Front                                                        Back

In other words, I cannot simply sew a new crotch/inseam inwards from the old ones. They have to be realigned.

I traced out the new seam lines

cut apart the seam, partway down the legs, separated the pieces of fabric and repined the new inseam. You can see the effect of this realignment in the seam allowances, which now no longer line up. Note that the back of the pants now has a fold at the inseam, as if there is more room in the back of the pants

than the front (which is flat and smooth).

Pants which fit well should have a significantly roomier back than front because of the buttocks and for sitting. This pair of sweatpants was almost identical in back and front when we bought it. Insane, but then, it was, overall, so baggy anyway, that even the concept of "fit" was moot.

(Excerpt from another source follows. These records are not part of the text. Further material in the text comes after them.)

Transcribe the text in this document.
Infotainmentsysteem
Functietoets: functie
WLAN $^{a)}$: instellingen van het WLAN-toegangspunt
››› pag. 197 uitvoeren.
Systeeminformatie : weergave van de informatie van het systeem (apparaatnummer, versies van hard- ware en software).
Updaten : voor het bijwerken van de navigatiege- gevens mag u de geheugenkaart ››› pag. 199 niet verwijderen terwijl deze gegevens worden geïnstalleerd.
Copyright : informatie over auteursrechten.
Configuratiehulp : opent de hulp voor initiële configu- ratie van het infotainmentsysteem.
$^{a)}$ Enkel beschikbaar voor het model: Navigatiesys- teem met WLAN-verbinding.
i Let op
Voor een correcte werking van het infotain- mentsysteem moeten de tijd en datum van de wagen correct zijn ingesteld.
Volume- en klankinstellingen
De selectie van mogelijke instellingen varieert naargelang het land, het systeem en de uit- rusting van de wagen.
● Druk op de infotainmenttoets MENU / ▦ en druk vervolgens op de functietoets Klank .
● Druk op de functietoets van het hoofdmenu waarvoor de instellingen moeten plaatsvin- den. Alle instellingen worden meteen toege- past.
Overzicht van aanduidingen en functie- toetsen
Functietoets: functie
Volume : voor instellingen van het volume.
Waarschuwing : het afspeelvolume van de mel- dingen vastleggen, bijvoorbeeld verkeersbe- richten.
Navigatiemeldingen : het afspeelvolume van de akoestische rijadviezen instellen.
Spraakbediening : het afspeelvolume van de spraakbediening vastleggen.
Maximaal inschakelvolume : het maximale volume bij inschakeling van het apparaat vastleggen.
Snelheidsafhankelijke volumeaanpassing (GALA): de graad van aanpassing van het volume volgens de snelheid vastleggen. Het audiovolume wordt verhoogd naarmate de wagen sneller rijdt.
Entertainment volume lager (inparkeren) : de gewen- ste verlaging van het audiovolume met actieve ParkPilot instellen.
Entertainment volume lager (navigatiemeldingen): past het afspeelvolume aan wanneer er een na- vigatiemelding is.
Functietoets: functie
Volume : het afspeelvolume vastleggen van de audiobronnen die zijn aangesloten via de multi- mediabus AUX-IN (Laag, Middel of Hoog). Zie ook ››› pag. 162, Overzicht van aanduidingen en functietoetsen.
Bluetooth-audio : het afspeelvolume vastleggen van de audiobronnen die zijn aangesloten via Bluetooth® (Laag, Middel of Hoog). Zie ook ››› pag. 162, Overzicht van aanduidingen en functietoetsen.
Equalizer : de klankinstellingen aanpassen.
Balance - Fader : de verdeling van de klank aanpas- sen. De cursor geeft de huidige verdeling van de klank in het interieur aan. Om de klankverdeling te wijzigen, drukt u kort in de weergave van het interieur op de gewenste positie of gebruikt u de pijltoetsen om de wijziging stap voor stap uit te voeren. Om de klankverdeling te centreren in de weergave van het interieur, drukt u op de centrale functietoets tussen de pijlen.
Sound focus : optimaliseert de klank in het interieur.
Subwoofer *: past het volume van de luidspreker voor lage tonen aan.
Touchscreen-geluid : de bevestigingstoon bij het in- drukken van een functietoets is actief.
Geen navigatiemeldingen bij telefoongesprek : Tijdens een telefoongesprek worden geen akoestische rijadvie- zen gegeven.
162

The new inseam was then sewn (see white serger stitches), followed by the new crotch seam (where the pins are). 

This is the final fit after realigning the crotch seam and inseam.

It is still a roomy fit, being sweatpants after all, but they now sit at the waist and crotch instead of sliding down the hips, without my having done anything else to them.

                              Before                                    After

Q: Can we use this method for letting out a garment (making it bigger)?
A: Only if the seam allowances are wide enough. Often, commercial garments have narrow seam allowances which are serged, so you may not have much wiggle room, literally.

I leave you with one last photo - this is an old knit shirt I have and love. But the back of this shirt was cut too wide for the back of my neck, so that when it is pulled snug around my shoulders, the shoulder seam dips over to the front, and you actually see the back of the garment peeking over my shoulders. Not good. 

If it had a back seam (like where a zipper might be), I'd insert a central dart at the neck, or shape that back seam on either side of the zipper. But it's a knit shirt, so no such luck. Instead I might have to realign the shoulder seams, and take in ease only in the back shoulder, without changing the front shoulder at all. It would be very easy to make the mistake of symmetrical shoulder alteration and "sew in" that shoulder seam, taking in ease from BOTH the front and back. I'd be left with a higher front neckline (not bad in itself), folds in the center bust region (bad), pulling diagonally towards the armpits (bad) and who knows what else.

Clearly I'm not going to take my seam ripper to this shirt, not for the work just to alter those shoulders. I'd rather live with it and keep pulling the shoulder seams backwards and grow out my hair to cover that gaping neckline in the back. Sad, but realistic.